Getting them is addicting.
Is it worth it?
Will something that makes you feel good about yourself now make you happy in the future?
Unfortunately, that probably can't be answered for another 10 or 20 years. Yes, members of our generation want to make a statement and show our individualism, but are you the same person at 18 that you will be at 25? Or 35? Or 65?
Seth, a family man now in his early 30s, has regrets. "I got a tattoo of the Greek letters of my college fraternity on my ankle when I was in college. I thought that my fraternity would mean something to me for years to come.
"Even though I am still friends with some of those guys to this day, I probably didn't need a tattoo to remind me of my college days. Unfortunately, the tattoo is there to stay."
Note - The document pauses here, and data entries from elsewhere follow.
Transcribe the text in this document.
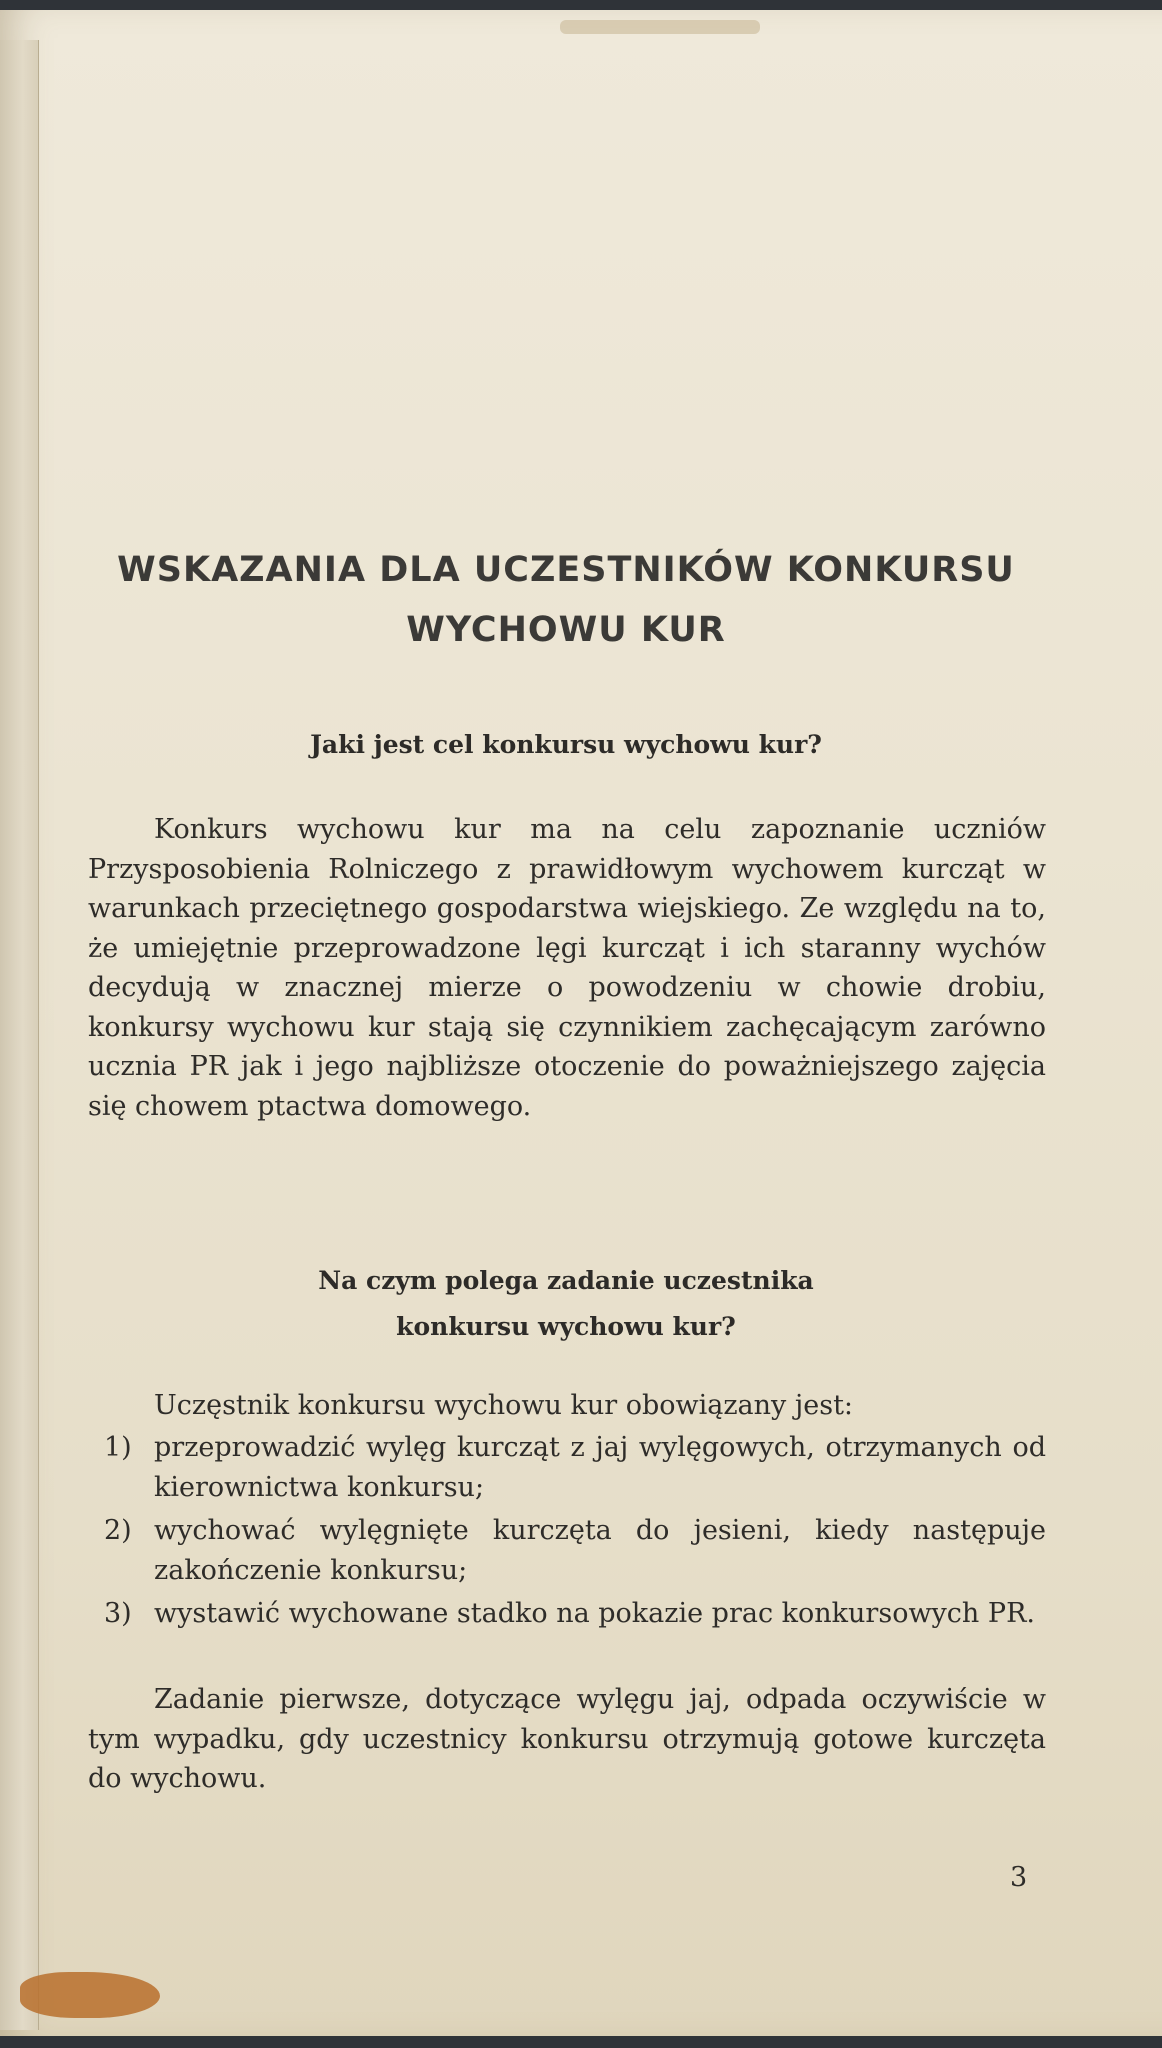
WSKAZANIA DLA UCZESTNIKÓW KONKURSU
WYCHOWU KUR
Jaki jest cel konkursu wychowu kur?

Konkurs wychowu kur ma na celu zapoznanie uczniów Przysposobienia Rolniczego z prawidłowym wychowem kurcząt w warunkach przeciętnego gospodarstwa wiejskiego. Ze względu na to, że umiejętnie przeprowadzone lęgi kurcząt i ich staranny wychów decydują w znacznej mierze o powodzeniu w chowie drobiu, konkursy wychowu kur stają się czynnikiem zachęcającym zarówno ucznia PR jak i jego najbliższe otoczenie do poważniejszego zajęcia się chowem ptactwa domowego.

Na czym polega zadanie uczestnika
konkursu wychowu kur?

Uczęstnik konkursu wychowu kur obowiązany jest:

1) przeprowadzić wylęg kurcząt z jaj wylęgowych, otrzymanych od kierownictwa konkursu;
2) wychować wylęgnięte kurczęta do jesieni, kiedy następuje zakończenie konkursu;
3) wystawić wychowane stadko na pokazie prac konkursowych PR.

Zadanie pierwsze, dotyczące wylęgu jaj, odpada oczywiście w tym wypadku, gdy uczestnicy konkursu otrzymują gotowe kurczęta do wychowu.

3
Give it a six-month waiting period.
If you decide to get tattooed, don't do it impulsively. Think about the design you want and give it a six-month waiting period. If it's going to be permanent and you love it now, then, naturally, you should love it later. If not, won't you be glad you waited?No one can decide for you, but you may want to think twice before you put that barbed wire on your bicep or that cute little flower around your belly button. Ask yourself, "Will I mind wearing long sleeves at the beach to cover this up in 10 years if I don't like it anymore? How will this look when it's sagging?"
These questions may seem funny now, but do you still wear your *NSYNC pajamas? Play your Hanson Brothers CDs? Carry your Backstreet Boys backpack?
Tastes change, people change, but if you get a tattoo...well, it will be on your body to stay.